Rocket nozzle produced using 6K’s recycled AM powder method (Image courtesy of 6K)

6K, the parent company to 6K Additive, has been making a lot of big moves lately, and recently received $51 million in funding from the energy investment company Volta Energy Technologies. A year ago, the company’s scrap recycling operations alone gained $1 million from the Department of Defense.

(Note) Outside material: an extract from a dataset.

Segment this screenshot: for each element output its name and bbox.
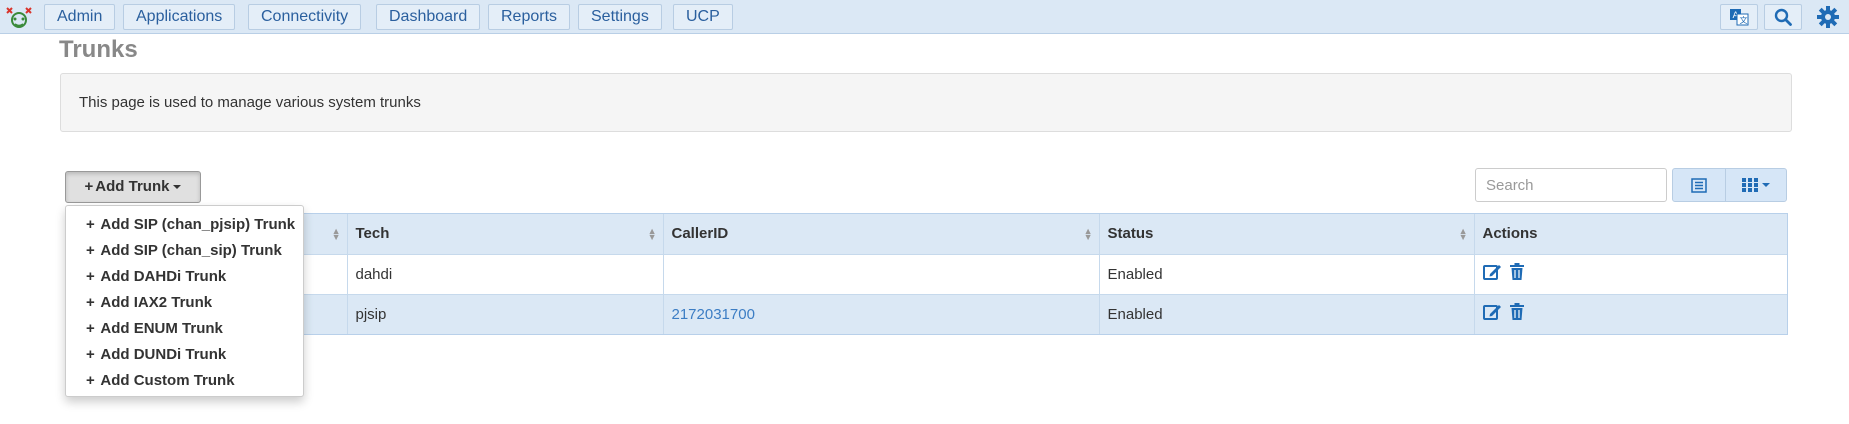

The president of 6K Additive, Frank Roberts, points out that, among other things, acquiring SMP “…[adds] an entire new product line to our current portfolio in zirconium tablets.”

The former president of SMP, Jim Clark, has also joined the 6K Additive team as a strategic advisor. He explains, “Becoming part of the 6K Additive team ensures our customers are provided with the same quality product, but backed by a larger organization that has the logistics and operational infrastructure to support our rapid growth.”

Joining forces with SMP should not only add to 6K’s expertise in the industry, but also ensures greater control over the supply chain involved in aluminum manufacturing, ensuring that 6K Additive’s constantly growing operations can continue along smoothly as the company expands.

6K’s proprietary microwave plasma system (Image courtesy of 6K)

Control over the supply chain—crucial in all industries the more that disruptions mount in every way imaginable owing both directly and indirectly to pandemic-related issues—might be more important in aluminum manufacturing than in any other field. Stories about this started trickling in basically as soon as grocery store shelves started emptying during the earliest days of quarantine in 2020; you may remember having seen story after story about how hard seltzer was out of stock because of supply chain disruptions involving aluminum can shortages. People blamed it on the increasing alcohol consumption due to COVID and stay-at-home mandates, but this was, of course, silly. I’m old enough to remember, for instance, when Trump’s commerce secretary, the comically old and rich Wilbur Ross, brandished a Campbell’s soup can on television in 2018 for some reason in defense of the Trump administration’s tariffs on aluminum and steel.

This is how billionaires hold a can of soup (Image courtesy of CNBC)

That is to say, we can expect the supply chain “disruptions,” involving materials as crucial to everything we consume as aluminum, to be less disruptions, and more the new way of the world. The now decades-old economic prophecies about emerging robust Chinese and Indian middle classes creating a bottleneck in global supply-demand relationships are coming to pass. A combination of innovative technologies like 3D metal printing from scrap and massive recycling efforts could be a long-term solution. 3D printing won’t save this Christmas, but it could eventually mean that nations have to rely less on international trade to take care of their own critical infrastructure.